Autres destinataires de colis piégé ? Éric Holder, ancien ministre de la Justice d’Obama, possible candidat contre Trump en 2020 mais aussi l’élue démocrate au Congrès, Maxine Waters, la plus virulente contre lui, qui ne l’épargne pas, et qu’il a surnommé "la folle".

John Brennan, l’ancien directeur de la CIA sous Obama, qui lui aussi est très sévère sur cette présidence. Le colis de Brennan, étrangement, a été déposé à la chaîne CNN, systématiquement qualifiée de média fake news par Trump. Il ajoute parfois "les médias fake news sont les ennemis du peuple". Il avait tweeté l’an passé une vidéo montage de catch où il tabassait sa victime dont le visage était remplacé par le logo CNN.

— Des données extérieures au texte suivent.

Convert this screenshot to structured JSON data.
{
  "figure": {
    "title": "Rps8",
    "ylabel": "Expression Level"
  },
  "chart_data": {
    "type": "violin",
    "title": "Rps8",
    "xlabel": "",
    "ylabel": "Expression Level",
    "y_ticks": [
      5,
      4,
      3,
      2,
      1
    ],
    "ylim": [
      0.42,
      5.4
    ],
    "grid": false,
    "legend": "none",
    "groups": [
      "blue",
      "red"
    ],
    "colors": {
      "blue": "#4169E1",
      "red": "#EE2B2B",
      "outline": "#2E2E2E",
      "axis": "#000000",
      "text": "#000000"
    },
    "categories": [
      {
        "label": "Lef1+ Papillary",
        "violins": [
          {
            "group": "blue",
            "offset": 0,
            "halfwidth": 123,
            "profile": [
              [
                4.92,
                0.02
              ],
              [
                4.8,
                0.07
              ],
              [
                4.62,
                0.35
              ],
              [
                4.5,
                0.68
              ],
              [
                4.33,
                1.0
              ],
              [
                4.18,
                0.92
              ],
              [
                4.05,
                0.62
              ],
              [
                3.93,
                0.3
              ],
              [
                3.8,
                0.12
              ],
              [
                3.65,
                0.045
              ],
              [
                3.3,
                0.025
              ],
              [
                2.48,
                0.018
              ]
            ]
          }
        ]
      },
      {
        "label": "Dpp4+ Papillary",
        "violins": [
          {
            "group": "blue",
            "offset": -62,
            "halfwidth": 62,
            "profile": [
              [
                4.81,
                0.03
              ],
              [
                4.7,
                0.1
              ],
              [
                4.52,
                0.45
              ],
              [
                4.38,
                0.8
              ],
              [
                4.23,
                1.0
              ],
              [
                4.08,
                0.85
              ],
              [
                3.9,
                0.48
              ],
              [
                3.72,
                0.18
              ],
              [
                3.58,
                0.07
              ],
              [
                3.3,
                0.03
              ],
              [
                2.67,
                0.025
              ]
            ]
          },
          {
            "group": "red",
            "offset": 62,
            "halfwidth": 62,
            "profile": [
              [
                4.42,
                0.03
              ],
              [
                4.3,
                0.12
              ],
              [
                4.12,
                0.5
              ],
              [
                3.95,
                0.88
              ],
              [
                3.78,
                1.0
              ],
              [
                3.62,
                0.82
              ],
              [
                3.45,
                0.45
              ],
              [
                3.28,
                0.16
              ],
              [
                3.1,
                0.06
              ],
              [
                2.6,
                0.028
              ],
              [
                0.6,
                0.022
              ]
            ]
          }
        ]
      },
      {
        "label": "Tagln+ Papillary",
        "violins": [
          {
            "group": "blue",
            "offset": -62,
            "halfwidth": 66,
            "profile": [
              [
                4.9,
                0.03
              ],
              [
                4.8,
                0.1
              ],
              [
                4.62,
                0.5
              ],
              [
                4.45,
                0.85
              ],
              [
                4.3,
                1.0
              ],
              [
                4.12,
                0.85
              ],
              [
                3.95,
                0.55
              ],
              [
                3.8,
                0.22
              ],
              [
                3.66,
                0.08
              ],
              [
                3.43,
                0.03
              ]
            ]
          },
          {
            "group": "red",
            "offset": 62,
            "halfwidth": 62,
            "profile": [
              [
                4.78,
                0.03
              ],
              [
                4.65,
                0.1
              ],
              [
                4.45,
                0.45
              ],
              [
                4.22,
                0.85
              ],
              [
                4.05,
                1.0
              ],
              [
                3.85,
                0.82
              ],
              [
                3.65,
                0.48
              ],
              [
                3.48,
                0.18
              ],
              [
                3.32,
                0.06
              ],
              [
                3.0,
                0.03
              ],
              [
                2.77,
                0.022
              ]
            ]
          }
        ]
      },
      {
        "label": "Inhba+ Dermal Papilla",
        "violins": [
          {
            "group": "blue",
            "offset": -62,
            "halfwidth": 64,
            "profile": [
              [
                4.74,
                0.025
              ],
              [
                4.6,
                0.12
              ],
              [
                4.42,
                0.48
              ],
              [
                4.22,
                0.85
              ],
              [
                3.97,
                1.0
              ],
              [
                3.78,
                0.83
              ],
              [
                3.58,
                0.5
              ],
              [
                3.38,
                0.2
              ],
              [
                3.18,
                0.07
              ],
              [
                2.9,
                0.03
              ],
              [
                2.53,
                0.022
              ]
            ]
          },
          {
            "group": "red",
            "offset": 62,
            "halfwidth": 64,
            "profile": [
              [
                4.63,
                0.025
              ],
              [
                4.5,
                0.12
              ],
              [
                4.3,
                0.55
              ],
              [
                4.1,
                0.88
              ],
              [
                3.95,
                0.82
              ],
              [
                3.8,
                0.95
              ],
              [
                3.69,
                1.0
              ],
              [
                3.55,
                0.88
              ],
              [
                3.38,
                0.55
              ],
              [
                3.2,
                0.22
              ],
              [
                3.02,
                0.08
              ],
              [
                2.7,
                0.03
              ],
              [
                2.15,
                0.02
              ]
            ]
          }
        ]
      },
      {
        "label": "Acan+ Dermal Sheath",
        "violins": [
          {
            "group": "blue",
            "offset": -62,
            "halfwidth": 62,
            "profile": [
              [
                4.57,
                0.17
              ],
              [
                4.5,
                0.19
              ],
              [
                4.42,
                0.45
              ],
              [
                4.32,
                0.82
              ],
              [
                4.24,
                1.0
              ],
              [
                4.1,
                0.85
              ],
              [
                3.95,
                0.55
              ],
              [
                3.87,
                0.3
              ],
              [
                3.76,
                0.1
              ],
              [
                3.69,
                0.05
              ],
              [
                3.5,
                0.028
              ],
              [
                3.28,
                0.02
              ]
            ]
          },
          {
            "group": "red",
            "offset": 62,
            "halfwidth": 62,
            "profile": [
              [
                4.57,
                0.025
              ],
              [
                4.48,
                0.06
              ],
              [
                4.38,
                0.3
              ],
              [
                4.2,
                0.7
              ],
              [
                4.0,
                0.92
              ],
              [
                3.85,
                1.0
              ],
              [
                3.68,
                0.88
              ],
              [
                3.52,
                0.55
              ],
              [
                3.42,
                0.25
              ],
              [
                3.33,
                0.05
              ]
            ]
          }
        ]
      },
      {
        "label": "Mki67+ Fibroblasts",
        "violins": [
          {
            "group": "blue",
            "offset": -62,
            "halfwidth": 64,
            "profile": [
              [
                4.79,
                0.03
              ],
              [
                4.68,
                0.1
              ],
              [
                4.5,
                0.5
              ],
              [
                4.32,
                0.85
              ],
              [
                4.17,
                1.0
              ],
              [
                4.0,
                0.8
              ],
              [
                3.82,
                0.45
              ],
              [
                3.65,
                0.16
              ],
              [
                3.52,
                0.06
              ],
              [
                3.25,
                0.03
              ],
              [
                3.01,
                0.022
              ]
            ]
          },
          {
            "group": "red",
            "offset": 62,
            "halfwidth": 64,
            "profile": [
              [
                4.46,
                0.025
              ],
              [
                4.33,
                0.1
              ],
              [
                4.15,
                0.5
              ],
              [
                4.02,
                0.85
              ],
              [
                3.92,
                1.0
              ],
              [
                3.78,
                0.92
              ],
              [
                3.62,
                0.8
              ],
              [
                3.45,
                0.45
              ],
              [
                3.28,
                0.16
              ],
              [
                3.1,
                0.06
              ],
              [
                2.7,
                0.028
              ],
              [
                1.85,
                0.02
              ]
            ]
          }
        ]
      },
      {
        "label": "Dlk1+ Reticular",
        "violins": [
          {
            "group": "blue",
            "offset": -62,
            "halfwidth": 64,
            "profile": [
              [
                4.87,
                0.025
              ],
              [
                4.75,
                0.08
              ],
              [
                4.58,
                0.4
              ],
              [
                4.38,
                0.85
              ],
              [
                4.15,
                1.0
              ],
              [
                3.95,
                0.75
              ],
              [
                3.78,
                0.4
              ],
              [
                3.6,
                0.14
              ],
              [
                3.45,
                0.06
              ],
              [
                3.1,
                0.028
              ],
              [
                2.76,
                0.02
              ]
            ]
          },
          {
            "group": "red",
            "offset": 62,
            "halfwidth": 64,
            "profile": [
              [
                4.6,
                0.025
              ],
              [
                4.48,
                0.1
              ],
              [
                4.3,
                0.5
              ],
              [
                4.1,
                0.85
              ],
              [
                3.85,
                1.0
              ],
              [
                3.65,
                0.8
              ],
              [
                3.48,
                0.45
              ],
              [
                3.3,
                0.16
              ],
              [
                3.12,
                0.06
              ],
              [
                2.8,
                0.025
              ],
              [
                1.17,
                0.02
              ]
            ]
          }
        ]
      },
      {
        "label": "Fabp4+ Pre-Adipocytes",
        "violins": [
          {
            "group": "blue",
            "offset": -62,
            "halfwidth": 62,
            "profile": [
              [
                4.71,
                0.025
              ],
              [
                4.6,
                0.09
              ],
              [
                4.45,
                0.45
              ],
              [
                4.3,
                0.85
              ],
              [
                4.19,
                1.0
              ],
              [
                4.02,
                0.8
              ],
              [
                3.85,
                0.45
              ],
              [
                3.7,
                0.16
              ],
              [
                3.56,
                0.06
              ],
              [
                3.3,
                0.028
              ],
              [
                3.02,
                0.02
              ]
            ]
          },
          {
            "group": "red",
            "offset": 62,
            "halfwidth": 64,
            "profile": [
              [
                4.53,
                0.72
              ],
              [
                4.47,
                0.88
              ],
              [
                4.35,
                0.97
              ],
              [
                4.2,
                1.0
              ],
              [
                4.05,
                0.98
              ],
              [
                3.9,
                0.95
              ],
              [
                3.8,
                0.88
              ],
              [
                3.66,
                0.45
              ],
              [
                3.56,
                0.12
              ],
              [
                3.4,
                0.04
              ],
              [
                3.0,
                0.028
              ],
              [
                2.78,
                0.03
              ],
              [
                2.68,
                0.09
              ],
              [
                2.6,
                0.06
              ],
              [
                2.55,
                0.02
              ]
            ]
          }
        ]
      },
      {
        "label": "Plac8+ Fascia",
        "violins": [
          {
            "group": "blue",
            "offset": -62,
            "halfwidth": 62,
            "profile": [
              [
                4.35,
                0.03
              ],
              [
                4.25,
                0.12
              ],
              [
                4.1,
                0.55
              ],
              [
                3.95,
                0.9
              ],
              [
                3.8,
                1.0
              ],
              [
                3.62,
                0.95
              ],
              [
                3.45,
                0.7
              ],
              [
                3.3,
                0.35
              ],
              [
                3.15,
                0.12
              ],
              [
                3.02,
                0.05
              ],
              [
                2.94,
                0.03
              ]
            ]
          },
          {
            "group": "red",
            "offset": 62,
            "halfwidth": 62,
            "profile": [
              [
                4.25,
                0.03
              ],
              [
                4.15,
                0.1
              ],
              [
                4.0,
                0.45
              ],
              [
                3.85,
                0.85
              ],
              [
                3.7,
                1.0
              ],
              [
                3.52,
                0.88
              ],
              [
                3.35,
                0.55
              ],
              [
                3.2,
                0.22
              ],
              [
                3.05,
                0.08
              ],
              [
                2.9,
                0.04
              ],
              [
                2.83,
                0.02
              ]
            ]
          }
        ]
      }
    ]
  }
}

Et puis le milliardaire Georges Soros, attaqué depuis longtemps par l’extrême-droite et les antisémites, mais également ces dernières semaines dans plusieurs meetings de Trump, où des sympathisants voient la main de Soros derrière des opérations complotistes de toutes sortes.

La réaction de Trump

Trump, qui était en meeting dans le Wisconsin a heureusement prononcé des paroles de rassemblement et d’unité, comme on peut en attendre d’un président lors d’une telle situation.

Mais il n’a pas pu s’empêcher d’ajouter que ce climat est lié au ton de ses opposants et de la presse, à l’entendre, ils sont trop durs avec lui. Sans que lui-même, à aucun moment, ne reconnaisse sa propre responsabilité dans ce climat dangereux.